If you’re a developer, chances are in your career you’ve written a web scraper before. You either did it for a personal project, learning exercise or you were asked by someone else to build a scraper. My first freelancer job was a scraper on Freelancer.com years and years ago.
There is often confusion around the legality of scraping and it’s not illegal to scrape public data. This was further reinforced by the case of hiQ vs LinkedIn which ruled it is legal to scrape public data.
Legality aside (because we already established it’s not illegal), let’s talk about the ethics. As a scraper, you’re not obligated to abide any of these ethics of scraping, but it is the right thing to do.
Furthermore, when it comes to scraping: it is a two way street. It’s unethical in my opinion for sites to intentionally hamper the ability for people to scrape their public data. Website owners need to accept that scraping can and will happen.

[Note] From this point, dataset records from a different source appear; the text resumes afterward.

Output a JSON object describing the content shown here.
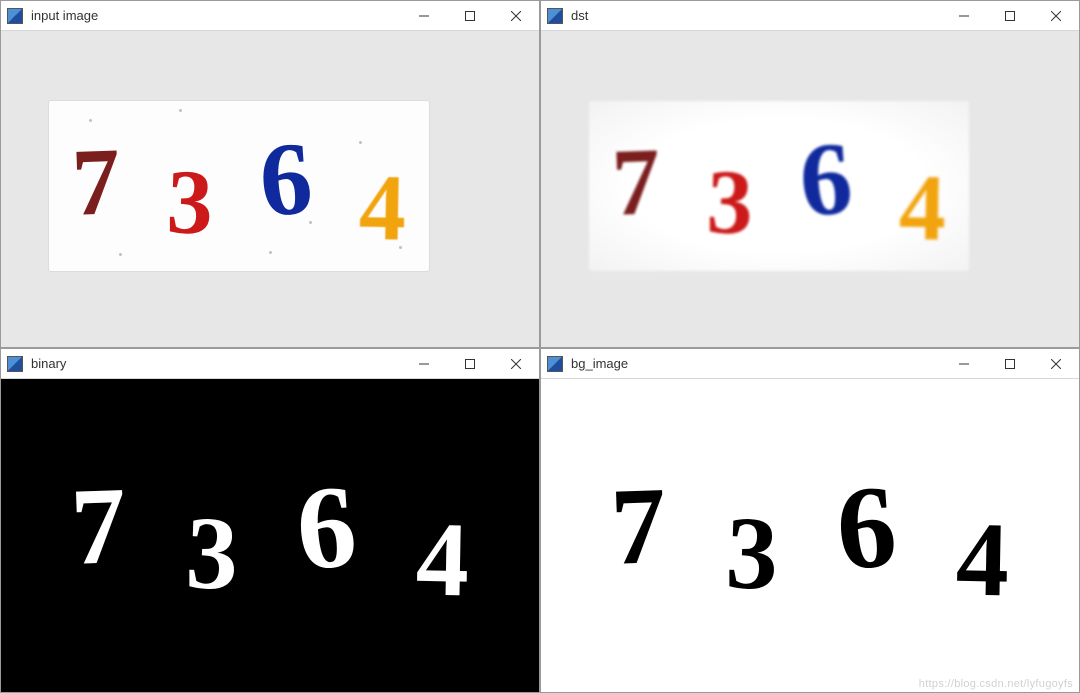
{
  "windows": {
    "input": {
      "title": "input image",
      "digits": {
        "d1": "7",
        "d2": "3",
        "d3": "6",
        "d4": "4"
      }
    },
    "dst": {
      "title": "dst",
      "digits": {
        "d1": "7",
        "d2": "3",
        "d3": "6",
        "d4": "4"
      }
    },
    "binary": {
      "title": "binary",
      "digits": {
        "d1": "7",
        "d2": "3",
        "d3": "6",
        "d4": "4"
      }
    },
    "bg": {
      "title": "bg_image",
      "digits": {
        "d1": "7",
        "d2": "3",
        "d3": "6",
        "d4": "4"
      }
    }
  },
  "colors": {
    "digit7": "#7a1e1e",
    "digit3": "#cc1a1a",
    "digit6": "#102a9e",
    "digit4": "#f2a40e"
  },
  "watermark": "https://blog.csdn.net/lyfugoyfs"
}
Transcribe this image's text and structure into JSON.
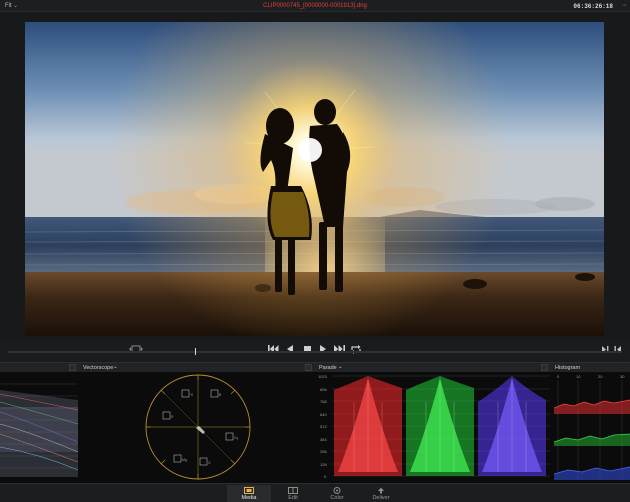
{
  "topbar": {
    "fit_label": "Fit",
    "filename": "CLIP0000745_[0000000-0001913].dng",
    "timecode": "06:36:26:18"
  },
  "scopes": {
    "vectorscope_label": "Vectorscope",
    "parade_label": "Parade",
    "histogram_label": "Histogram",
    "parade_ticks": [
      "1023",
      "896",
      "768",
      "640",
      "512",
      "384",
      "256",
      "128",
      "0"
    ],
    "histogram_ticks": [
      "0",
      "10",
      "20",
      "30"
    ],
    "vector_targets": [
      "R",
      "Mg",
      "B",
      "Cy",
      "G",
      "Yl"
    ]
  },
  "pages": {
    "items": [
      {
        "label": "Media",
        "icon": "media-icon"
      },
      {
        "label": "Edit",
        "icon": "edit-icon"
      },
      {
        "label": "Color",
        "icon": "color-icon"
      },
      {
        "label": "Deliver",
        "icon": "deliver-icon"
      }
    ],
    "active": "Media"
  },
  "colors": {
    "accent_red": "#e0403a",
    "parade_red": "#ff2a2a",
    "parade_green": "#21e03a",
    "parade_blue": "#5b3cff",
    "vectorscope_gold": "#b8902e"
  }
}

- If there is a publicly available API, you should use that instead. The only exception to this rule is when the provided API is lacking in features or places unfair limits on the data you can obtain.
- Adhere to the
robots.txtfile. Respect what it allows and disallows.
- Take only what you need. If you only need text on a recipe website, but not the imagery, just take that. Scraping data en mass and then throwing a lot of it away is wasteful and in poor taste.
- Don’t DDoS the site you’re scraping, rate limit your scraper and the number of connections (even if it means it’ll take longer). Hitting a site too hard could get you blacklisted as it might look like a DDoS attack.
- Provide attribution. If you’re using data from a website, don’t pass it off as your own.
- Identify yourself to make it easier for site owners to reach out if there are any problems and always be willing to talk and negotiate.
- Scrape outside of peak hours. This goes hand-in-hand with not DDoS attacking the site you’re scraping. Scraping late at night and early hours of the morning (where possible) will mean you won’t degrade the experience for others.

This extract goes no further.